What are the mining multilevel association rules from transactional databases?

The approaches to mining multilevel association rules are based on the supportconfidence framework. The top-down strategy is employed where counts are accumulated for the calculation of frequent itemsets at each concept level, starting at concept level 1 and working towards the lower specific concept levels until more frequent itemsets can be found using the Apriori algorithm.

Data can be generalized by replacing low-level concepts within the data with their higher-level concepts or ancestors from a concept hierarchy. In a concept hierarchy, which is represented as a tree with the root as D i.e., Task-relevant data.

The popular area of application for the multi-level association is market basket analysis, which studies the buying habits of customers by searching for sets of items that are frequently, purchased together which was displayed in the concept of concept hierarchy.

Each node indicates an item or item set that has been examined. There are various approaches for finding frequent itemsets at any level of abstraction. Some of the methods which are in use are 'using uniform minimum support for all levels', using reduced minimum support at low levels, level-by-level independent.

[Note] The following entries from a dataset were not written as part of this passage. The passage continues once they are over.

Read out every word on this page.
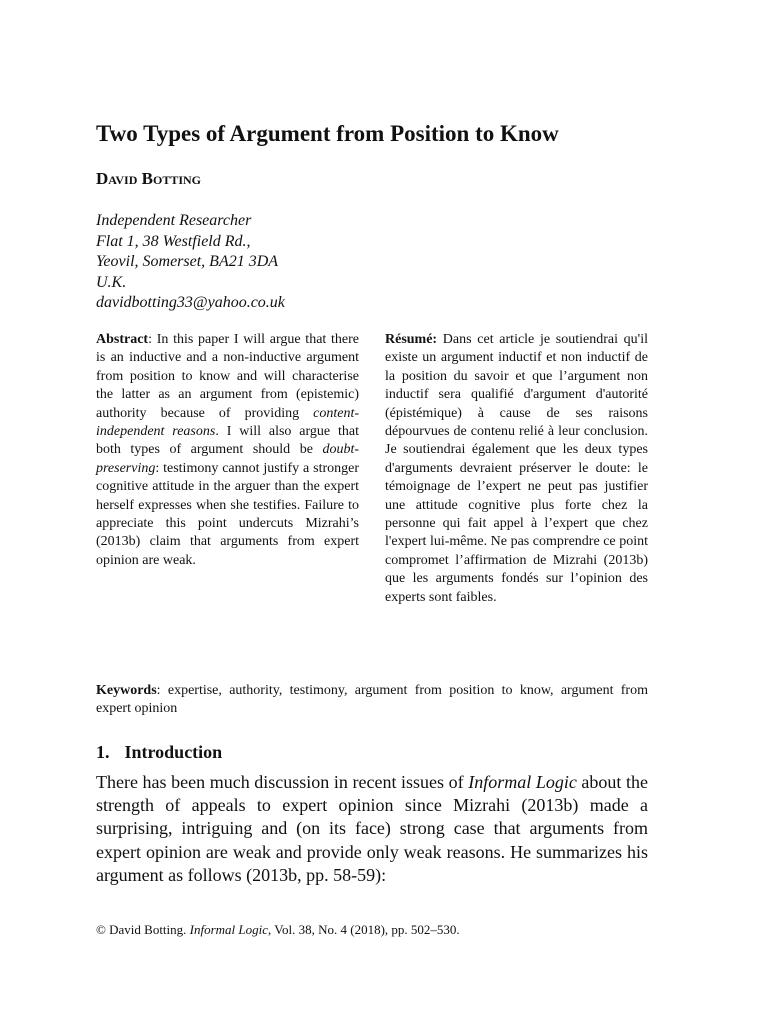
Two Types of Argument from Position to Know
David Botting
Independent Researcher
Flat 1, 38 Westfield Rd.,
Yeovil, Somerset, BA21 3DA
U.K.
davidbotting33@yahoo.co.uk
Abstract: In this paper I will argue that there is an inductive and a non-inductive argument from position to know and will characterise the latter as an argument from (epistemic) authority because of providing content-independent reasons. I will also argue that both types of argument should be doubt-preserving: testimony cannot justify a stronger cognitive attitude in the arguer than the expert herself expresses when she testifies. Failure to appreciate this point undercuts Mizrahi’s (2013b) claim that arguments from expert opinion are weak.
Résumé: Dans cet article je soutiendrai qu'il existe un argument inductif et non inductif de la position du savoir et que l’argument non inductif sera qualifié d'argument d'autorité (épistémique) à cause de ses raisons dépourvues de contenu relié à leur conclusion. Je soutiendrai également que les deux types d'arguments devraient préserver le doute: le témoignage de l’expert ne peut pas justifier une attitude cognitive plus forte chez la personne qui fait appel à l’expert que chez l'expert lui-même. Ne pas comprendre ce point compromet l’affirmation de Mizrahi (2013b) que les arguments fondés sur l’opinion des experts sont faibles.
Keywords: expertise, authority, testimony, argument from position to know, argument from expert opinion
1. Introduction
There has been much discussion in recent issues of Informal Logic about the strength of appeals to expert opinion since Mizrahi (2013b) made a surprising, intriguing and (on its face) strong case that arguments from expert opinion are weak and provide only weak reasons. He summarizes his argument as follows (2013b, pp. 58-59):
© David Botting. Informal Logic, Vol. 38, No. 4 (2018), pp. 502–530.
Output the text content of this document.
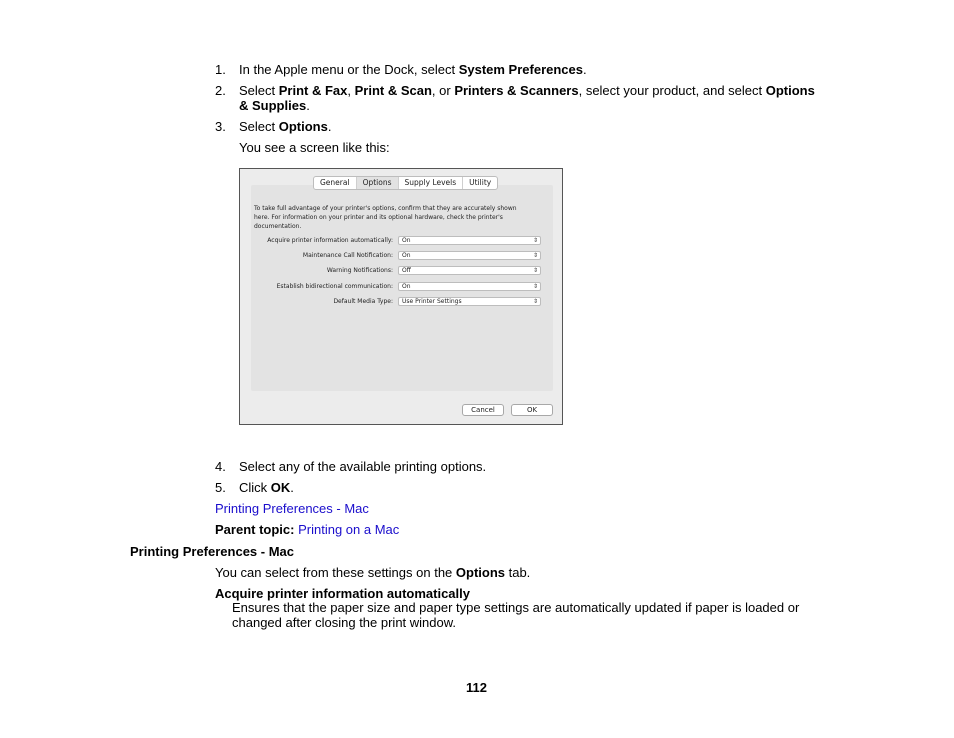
1. In the Apple menu or the Dock, select System Preferences.
2. Select Print & Fax, Print & Scan, or Printers & Scanners, select your product, and select Options
& Supplies.
3. Select Options.
You see a screen like this:
General	Options	Supply Levels	Utility
To take full advantage of your printer's options, confirm that they are accurately shown
here. For information on your printer and its optional hardware, check the printer's
documentation.
Acquire printer information automatically: On	⇕
Maintenance Call Notification: On	⇕
Warning Notifications: Off	⇕
Establish bidirectional communication: On	⇕
Default Media Type: Use Printer Settings	⇕
Cancel	OK
4. Select any of the available printing options.
5. Click OK.
Printing Preferences - Mac
Parent topic: Printing on a Mac
Printing Preferences - Mac
You can select from these settings on the Options tab.
Acquire printer information automatically
Ensures that the paper size and paper type settings are automatically updated if paper is loaded or
changed after closing the print window.
112
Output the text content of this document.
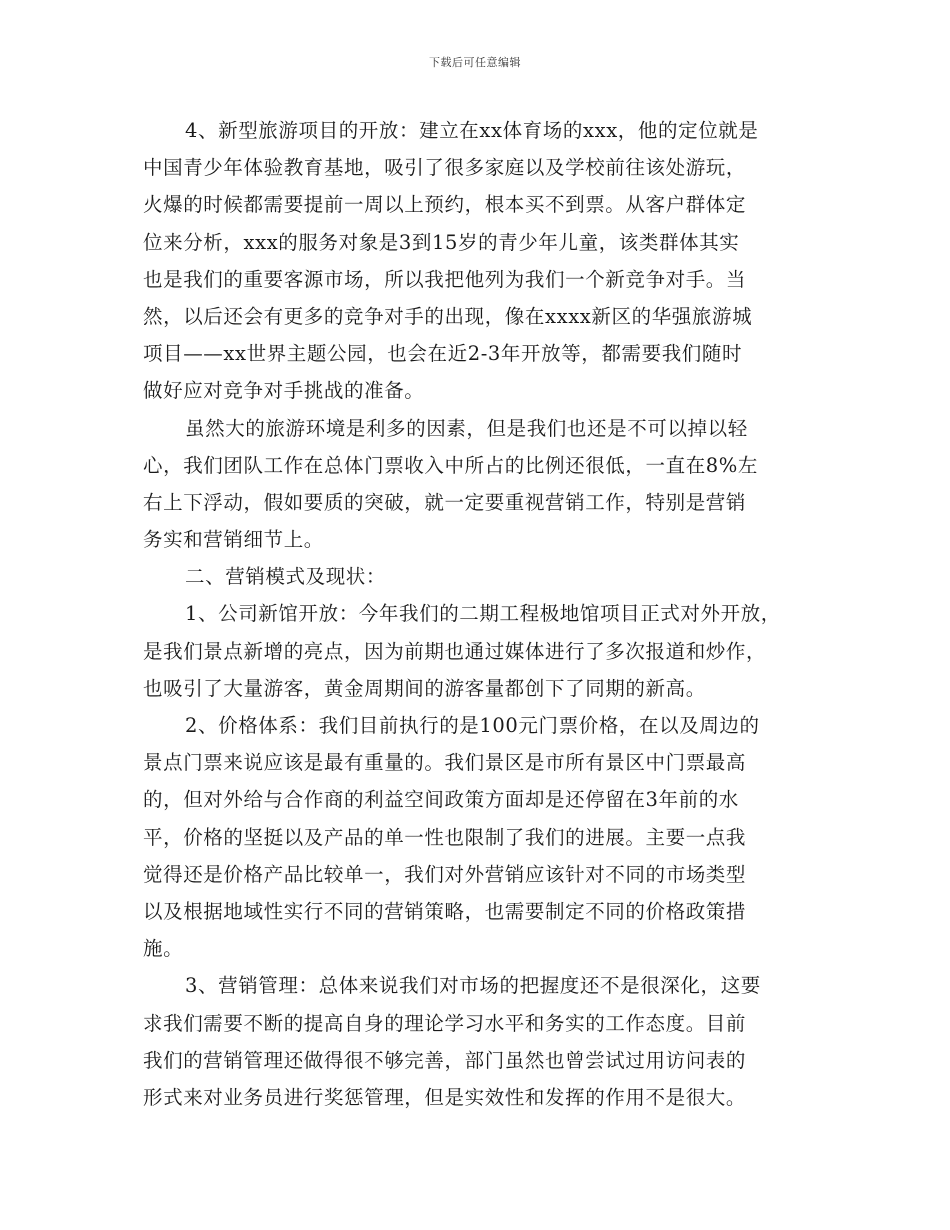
下载后可任意编辑
4、新型旅游项目的开放：建立在xx体育场的xxx，他的定位就是
中国青少年体验教育基地，吸引了很多家庭以及学校前往该处游玩，
火爆的时候都需要提前一周以上预约，根本买不到票。从客户群体定
位来分析，xxx的服务对象是3到15岁的青少年儿童，该类群体其实
也是我们的重要客源市场，所以我把他列为我们一个新竞争对手。当
然，以后还会有更多的竞争对手的出现，像在xxxx新区的华强旅游城
项目——xx世界主题公园，也会在近2-3年开放等，都需要我们随时
做好应对竞争对手挑战的准备。
虽然大的旅游环境是利多的因素，但是我们也还是不可以掉以轻
心，我们团队工作在总体门票收入中所占的比例还很低，一直在8%左
右上下浮动，假如要质的突破，就一定要重视营销工作，特别是营销
务实和营销细节上。
二、营销模式及现状：
1、公司新馆开放：今年我们的二期工程极地馆项目正式对外开放，
是我们景点新增的亮点，因为前期也通过媒体进行了多次报道和炒作，
也吸引了大量游客，黄金周期间的游客量都创下了同期的新高。
2、价格体系：我们目前执行的是100元门票价格，在以及周边的
景点门票来说应该是最有重量的。我们景区是市所有景区中门票最高
的，但对外给与合作商的利益空间政策方面却是还停留在3年前的水
平，价格的坚挺以及产品的单一性也限制了我们的进展。主要一点我
觉得还是价格产品比较单一，我们对外营销应该针对不同的市场类型
以及根据地域性实行不同的营销策略，也需要制定不同的价格政策措
施。
3、营销管理：总体来说我们对市场的把握度还不是很深化，这要
求我们需要不断的提高自身的理论学习水平和务实的工作态度。目前
我们的营销管理还做得很不够完善，部门虽然也曾尝试过用访问表的
形式来对业务员进行奖惩管理，但是实效性和发挥的作用不是很大。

Multi-level databases need a hierarchy-data encoded transaction table rather than the initial transaction table. This is useful when we are interested in only a portion of the transaction database such as food, instead of all the items. This way we can first collect the relevant set of data and then work repeatedly on the task-relevant set. Thus in the transaction table, each item is encoded as a sequence of digits.

Using uniform minimum support for all levels − When a uniform minimum support threshold is used, the search procedure is simplified. An optimization technique can be adopted, based on the knowledge that an ancestor is a superset of its descendants, the search avoids examining itemsets containing any item whose ancestor does not have minimum support.

The main drawback of the uniform support approach is that the items at lower levels of abstraction will occur as frequently as those at higher levels of abstraction.

Using reduced minimum support at lower levels − Each level of abstraction has its minimum support threshold. The lower the abstraction level, the smaller the equivalent threshold. The following search categories for mining multiple-level association with reduced support are −

  • Level by level independent − It is a full breadth search, background knowledge of frequent itemsets is used for pruning. Here each node is examined regardless of the parent node is found to be frequent.

  • Level cross-filtering by a single item − An item as the ith level is determined if and only if its parent node at the (i-1)th level is frequent.

  • Level cross-filtering by k-itemset − An itemset at the ith level is determined if and only if its equivalent parent A-itemset at the (i-1)th level is frequent.